Monday, June 23, 2014

Lessons From Other Mediums

I'm a sucker for trailers. I love them. A well done trailer, in my opinion, can be better than a game or movie. Not all the time, but I've known at least several games and movies that had better trailers than the game or movie itself was. More to the point though, by watching trailers you can get a good sense of what a game or movie is about, and what it is trying to deliver. And that, that can be relevant for our table top games. How? Well, I'/m glad you ask.

The Trailer...
Take a moment and watch this trailer. If you can't use sound feel free to skip and read on, but it is a well cut trailer so it is totally worth watching later on. Also, as a note, for the purpose of this post I am ignoring the social controversy this trailer launched. My focus for this post is elsewhere.

Where Is The Focus?
The focus I am taking from this trailer is the fluidity of the action sequences. Now this is a cinematic, sure, and videogames have a huge advantage over table top games when it comes to this but there is more to it than that.

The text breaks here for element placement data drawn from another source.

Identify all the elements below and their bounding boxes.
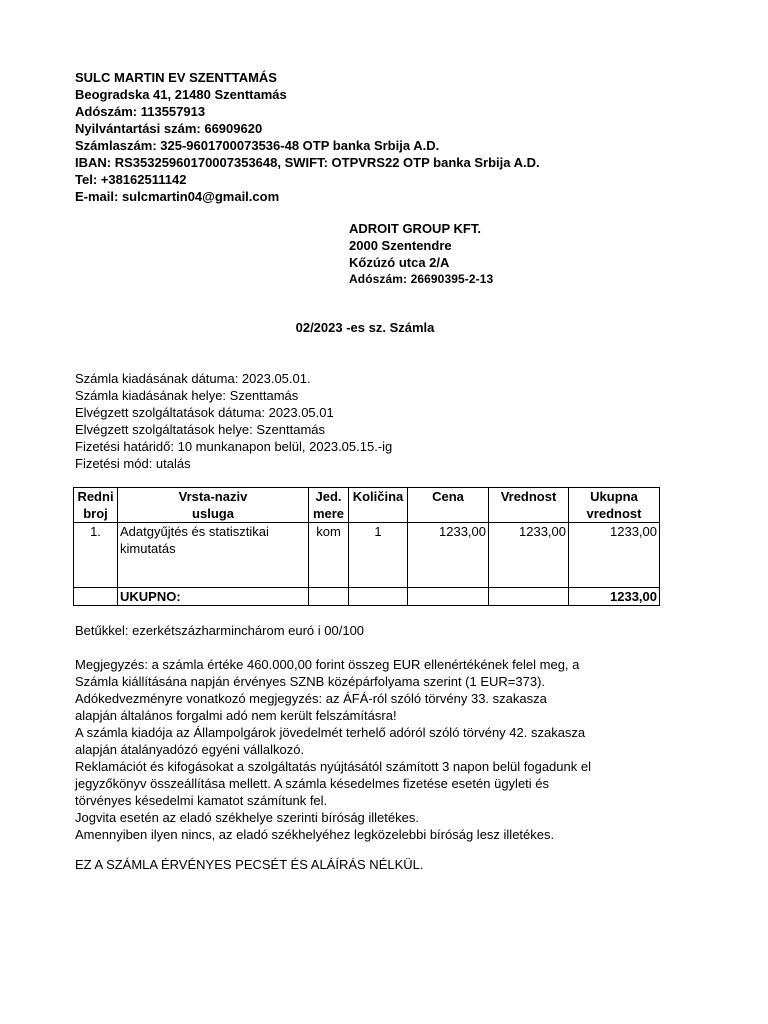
note-line: törvényes késedelmi kamatot számítunk fel. <box>75 793 328 808</box>
total-empty-no <box>74 588 118 606</box>
validity-statement: EZ A SZÁMLA ÉRVÉNYES PECSÉT ÉS ALÁÍRÁS NÉLKÜL. <box>75 857 424 872</box>
seller-email: E-mail: sulcmartin04@gmail.com <box>75 189 280 204</box>
total-empty-price <box>408 588 489 606</box>
total-empty-unit <box>309 588 349 606</box>
total-empty-value <box>489 588 569 606</box>
header-price: Cena <box>408 488 489 523</box>
detail-service-place: Elvégzett szolgáltatások helye: Szenttamás <box>75 422 326 437</box>
note-line: Jogvita esetén az eladó székhelye szerinti bíróság illetékes. <box>75 810 419 825</box>
total-value: 1233,00 <box>569 588 660 606</box>
note-line: A számla kiadója az Állampolgárok jövedelmét terhelő adóról szóló törvény 42. szakasza <box>75 725 586 740</box>
buyer-street: Kőzúzó utca 2/A <box>349 255 450 270</box>
invoice-title: 02/2023 -es sz. Számla <box>295 320 435 335</box>
buyer-block <box>349 220 493 288</box>
seller-block <box>75 69 540 205</box>
header-total: Ukupna vrednost <box>569 488 660 523</box>
note-line: jegyzőkönyv összeállítása mellett. A számla késedelmes fizetése esetén ügyleti és <box>75 776 550 791</box>
cell-total: 1233,00 <box>569 523 660 588</box>
note-line: alapján átalányadózó egyéni vállalkozó. <box>75 742 305 757</box>
header-value: Vrednost <box>489 488 569 523</box>
total-empty-qty <box>349 588 408 606</box>
seller-registration: Nyilvántartási szám: 66909620 <box>75 121 263 136</box>
buyer-city: 2000 Szentendre <box>349 238 452 253</box>
amount-in-words: Betűkkel: ezerkétszázharminchárom euró i 00/100 <box>75 623 365 638</box>
note-line: Számla kiállításána napján érvényes SZNB középárfolyama szerint (1 EUR=373). <box>75 674 546 689</box>
note-line: Adókedvezményre vonatkozó megjegyzés: az ÁFÁ-ról szóló törvény 33. szakasza <box>75 691 547 706</box>
buyer-tax-id: Adószám: 26690395-2-13 <box>349 272 494 286</box>
table-row <box>74 523 660 588</box>
note-line: Amennyiben ilyen nincs, az eladó székhelyéhez legközelebbi bíróság lesz illetékes. <box>75 827 555 842</box>
cell-name: Adatgyűjtés és statisztikai kimutatás <box>118 523 309 588</box>
seller-address: Beogradska 41, 21480 Szenttamás <box>75 87 287 102</box>
cell-unit: kom <box>309 523 349 588</box>
seller-tax-id: Adószám: 113557913 <box>75 104 206 119</box>
detail-issue-place: Számla kiadásának helye: Szenttamás <box>75 388 299 403</box>
items-table <box>73 487 660 606</box>
note-line: alapján általános forgalmi adó nem került felszámításra! <box>75 708 397 723</box>
cell-no: 1. <box>74 523 118 588</box>
seller-iban: IBAN: RS35325960170007353648, SWIFT: OTPVRS22 OTP banka Srbija A.D. <box>75 155 540 170</box>
seller-phone: Tel: +38162511142 <box>75 172 187 187</box>
detail-payment-method: Fizetési mód: utalás <box>75 456 191 471</box>
detail-issue-date: Számla kiadásának dátuma: 2023.05.01. <box>75 371 311 386</box>
header-unit: Jed. mere <box>309 488 349 523</box>
header-name: Vrsta-naziv usluga <box>118 488 309 523</box>
total-label: UKUPNO: <box>118 588 309 606</box>
notes-block <box>75 656 675 843</box>
note-line: Reklamációt és kifogásokat a szolgáltatás nyújtásától számított 3 napon belül fogadunk el <box>75 759 591 774</box>
cell-value: 1233,00 <box>489 523 569 588</box>
detail-payment-deadline: Fizetési határidő: 10 munkanapon belül, 2023.05.15.-ig <box>75 439 393 454</box>
seller-name: SULC MARTIN EV SZENTTAMÁS <box>75 70 277 85</box>
table-total-row <box>74 588 660 606</box>
header-no: Redni broj <box>74 488 118 523</box>
invoice-details <box>75 370 392 472</box>
note-line: Megjegyzés: a számla értéke 460.000,00 forint összeg EUR ellenértékének felel meg, a <box>75 657 580 672</box>
seller-account: Számlaszám: 325-9601700073536-48 OTP banka Srbija A.D. <box>75 138 440 153</box>
buyer-name: ADROIT GROUP KFT. <box>349 221 481 236</box>
cell-price: 1233,00 <box>408 523 489 588</box>
header-qty: Količina <box>349 488 408 523</box>
table-header-row <box>74 488 660 523</box>
detail-service-date: Elvégzett szolgáltatások dátuma: 2023.05.01 <box>75 405 334 420</box>
cell-qty: 1 <box>349 523 408 588</box>
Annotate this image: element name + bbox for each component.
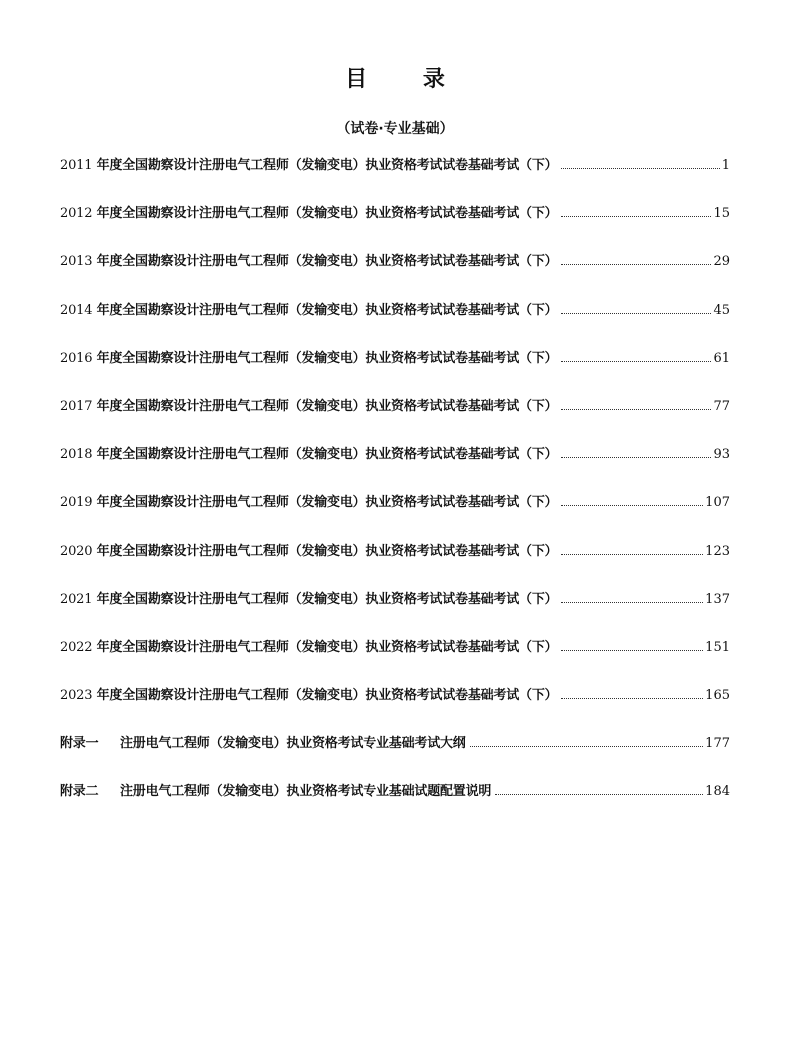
toc-entry-2022[interactable] bbox=[60, 636, 730, 684]
toc-entry-2014[interactable] bbox=[60, 299, 730, 347]
toc-entry-2019[interactable] bbox=[60, 491, 730, 539]
table-of-contents bbox=[60, 154, 730, 829]
appendix-label: 附录二 bbox=[60, 784, 99, 800]
toc-entry-title bbox=[60, 732, 466, 756]
toc-entry-text: 年度全国勘察设计注册电气工程师（发输变电）执业资格考试试卷基础考试（下） bbox=[92, 543, 558, 559]
toc-entry-year: 2019 bbox=[60, 495, 93, 511]
toc-entry-text: 年度全国勘察设计注册电气工程师（发输变电）执业资格考试试卷基础考试（下） bbox=[92, 639, 558, 655]
toc-entry-page: 123 bbox=[705, 543, 730, 559]
dot-leader bbox=[561, 457, 711, 458]
toc-entry-2012[interactable] bbox=[60, 202, 730, 250]
toc-entry-2021[interactable] bbox=[60, 588, 730, 636]
toc-entry-page: 1 bbox=[721, 158, 730, 173]
toc-entry-year: 2023 bbox=[60, 688, 93, 704]
dot-leader bbox=[561, 554, 703, 555]
dot-leader bbox=[561, 264, 711, 265]
toc-entry-title bbox=[60, 684, 557, 708]
appendix-label: 附录一 bbox=[60, 736, 99, 752]
toc-entry-year: 2011 bbox=[60, 158, 93, 173]
dot-leader bbox=[561, 505, 703, 506]
toc-entry-page: 45 bbox=[713, 302, 730, 318]
toc-entry-page: 184 bbox=[705, 784, 730, 800]
toc-entry-2020[interactable] bbox=[60, 540, 730, 588]
toc-entry-text: 年度全国勘察设计注册电气工程师（发输变电）执业资格考试试卷基础考试（下） bbox=[92, 158, 558, 173]
toc-entry-title bbox=[60, 395, 557, 419]
toc-entry-page: 61 bbox=[713, 350, 730, 366]
toc-entry-text: 年度全国勘察设计注册电气工程师（发输变电）执业资格考试试卷基础考试（下） bbox=[92, 302, 558, 318]
toc-entry-text: 年度全国勘察设计注册电气工程师（发输变电）执业资格考试试卷基础考试（下） bbox=[92, 398, 558, 414]
toc-entry-year: 2021 bbox=[60, 591, 93, 607]
dot-leader bbox=[561, 216, 711, 217]
toc-entry-year: 2020 bbox=[60, 543, 93, 559]
toc-entry-title bbox=[60, 250, 557, 274]
toc-entry-year: 2018 bbox=[60, 447, 93, 463]
toc-entry-appendix-2[interactable] bbox=[60, 780, 730, 828]
toc-entry-title bbox=[60, 588, 557, 612]
toc-entry-2018[interactable] bbox=[60, 443, 730, 491]
toc-entry-text: 年度全国勘察设计注册电气工程师（发输变电）执业资格考试试卷基础考试（下） bbox=[92, 688, 558, 704]
toc-entry-text: 年度全国勘察设计注册电气工程师（发输变电）执业资格考试试卷基础考试（下） bbox=[92, 591, 558, 607]
toc-entry-2011[interactable] bbox=[60, 154, 730, 202]
toc-entry-text: 年度全国勘察设计注册电气工程师（发输变电）执业资格考试试卷基础考试（下） bbox=[92, 254, 558, 270]
toc-entry-page: 29 bbox=[713, 254, 730, 270]
toc-entry-page: 107 bbox=[705, 495, 730, 511]
dot-leader bbox=[561, 409, 711, 410]
toc-entry-text: 年度全国勘察设计注册电气工程师（发输变电）执业资格考试试卷基础考试（下） bbox=[92, 206, 558, 222]
toc-entry-2016[interactable] bbox=[60, 347, 730, 395]
toc-entry-year: 2013 bbox=[60, 254, 93, 270]
dot-leader bbox=[561, 168, 719, 169]
toc-entry-title bbox=[60, 780, 491, 804]
toc-entry-page: 77 bbox=[713, 398, 730, 414]
toc-entry-page: 151 bbox=[705, 639, 730, 655]
toc-entry-text: 年度全国勘察设计注册电气工程师（发输变电）执业资格考试试卷基础考试（下） bbox=[92, 447, 558, 463]
toc-entry-year: 2017 bbox=[60, 398, 93, 414]
toc-entry-page: 177 bbox=[705, 736, 730, 752]
toc-entry-year: 2022 bbox=[60, 639, 93, 655]
dot-leader bbox=[561, 313, 711, 314]
toc-entry-year: 2012 bbox=[60, 206, 93, 222]
toc-entry-page: 93 bbox=[713, 447, 730, 463]
page-title: 目 录 bbox=[345, 67, 469, 92]
toc-entry-year: 2014 bbox=[60, 302, 93, 318]
toc-entry-text: 年度全国勘察设计注册电气工程师（发输变电）执业资格考试试卷基础考试（下） bbox=[92, 495, 558, 511]
dot-leader bbox=[495, 794, 703, 795]
toc-entry-page: 165 bbox=[705, 688, 730, 704]
toc-entry-text: 注册电气工程师（发输变电）执业资格考试专业基础考试大纲 bbox=[120, 736, 466, 752]
dot-leader bbox=[561, 650, 703, 651]
toc-entry-title bbox=[60, 636, 557, 660]
dot-leader bbox=[561, 602, 703, 603]
toc-entry-title bbox=[60, 202, 557, 226]
dot-leader bbox=[470, 746, 704, 747]
toc-entry-title bbox=[60, 491, 557, 515]
toc-entry-title bbox=[60, 443, 557, 467]
toc-entry-text: 注册电气工程师（发输变电）执业资格考试专业基础试题配置说明 bbox=[120, 784, 492, 800]
toc-entry-title bbox=[60, 347, 557, 371]
toc-entry-year: 2016 bbox=[60, 350, 93, 366]
toc-entry-page: 137 bbox=[705, 591, 730, 607]
toc-entry-2013[interactable] bbox=[60, 250, 730, 298]
toc-entry-title bbox=[60, 299, 557, 323]
page-subtitle: （试卷·专业基础） bbox=[336, 121, 454, 137]
toc-entry-title bbox=[60, 540, 557, 564]
toc-entry-2017[interactable] bbox=[60, 395, 730, 443]
dot-leader bbox=[561, 698, 703, 699]
toc-entry-text: 年度全国勘察设计注册电气工程师（发输变电）执业资格考试试卷基础考试（下） bbox=[92, 350, 558, 366]
dot-leader bbox=[561, 361, 711, 362]
toc-entry-page: 15 bbox=[713, 206, 730, 222]
toc-entry-title bbox=[60, 154, 557, 178]
toc-entry-appendix-1[interactable] bbox=[60, 732, 730, 780]
toc-entry-2023[interactable] bbox=[60, 684, 730, 732]
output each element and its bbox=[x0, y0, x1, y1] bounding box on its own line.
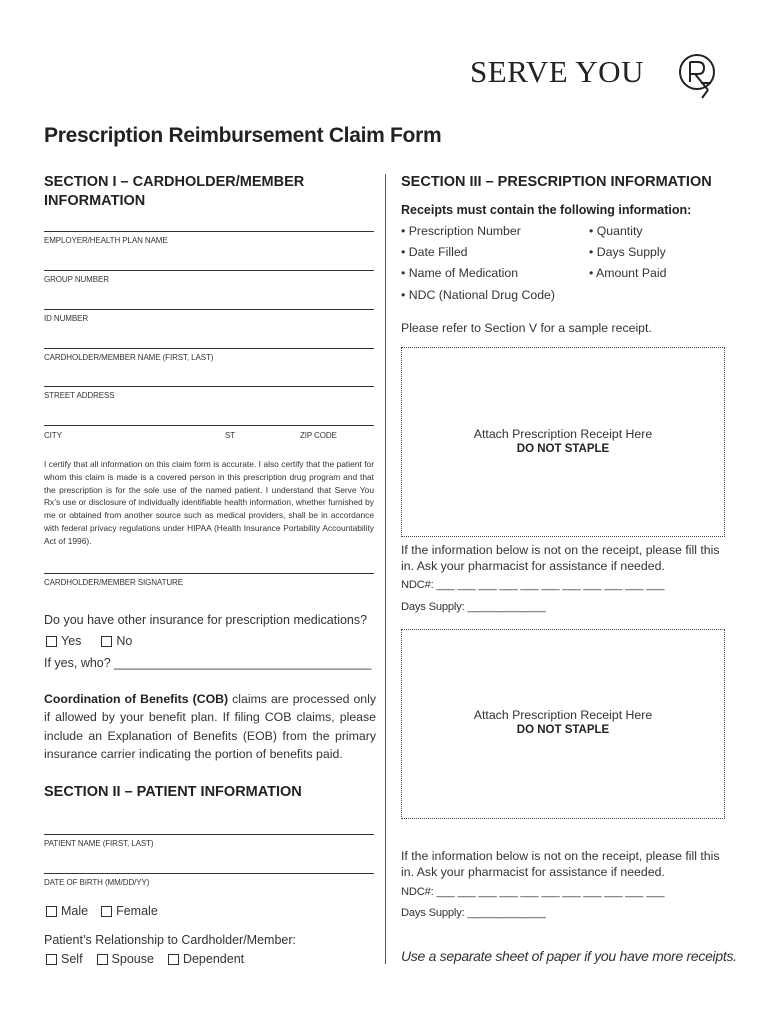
dependent-label: Dependent bbox=[182, 952, 245, 966]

As a whole cultural thing action is becoming faster and more fluid. The featuring of things like Parkour and just the increase in technology, knowledge, and the desire to one up what has come before has moved us from action sequences that mostly consisted of two guys punching each other while holding the other's shirt, or shooting from stationary locations to events like the Matrix lobby scene with lots of movement and finesse while combat happens.

Yeah, So What?
This may not mater to you. For me though, I like the cinematic approach. Also, there is a level of vitality and energy that gets injected into a scene when you find a way to let your PCs run around while doing things. Now, obviously there is some back and forth. Even this trailer shows a couple of sequences of what would be "normal combat" with the assassin's just standing still and fighting in a crowd, but for the most part their is movement.

Strangely though, as games and movies move towards this some RPGs (namely L5R and Dark Heresy) seem to take steps in the opposite direction making it harder to move while participating in combat. That, however, is where a GM comes in.

The Point Then?
The point then is that, at least for myself, effort needs to be made to make action sequences dynamic and memorable. Let the players dash through hitting one person here, another there, and move on losing the person in the crowd. Let the players save each other from attacks that are sure to hit just from the sheer number of threats in the area..

Do it right and the game can only benefit, right?


  1. I completely agree. The attention span of the entire world has shrunk considerably due to the internet, smart phones, and the general gush of information that technology makes available to us. That means that every medium has to strive to flow faster, if you want to be able to keep people's attention. With table top the rules, while helpful for creating realistic outcomes, can also be a hindrance to the action and fun of the game. That's not to say that all rules are bad, just that some should be emphasized over others, depending on the mood of the crowd in the room playing the game.

    It's interesting that you chose to highlight this with a trailer. I once ran a whole campaign that was inspired by images I saw in a CoD trailer.

  2. I wasn't kidding when I said I have a love affair with good trailers. My housemates joke about it all the time, and Ubi (at least for Assassin's Creed) makes really fun trailers. A lot of times, they're even better than the game/movie, especially when it comes to inspiration for adventures.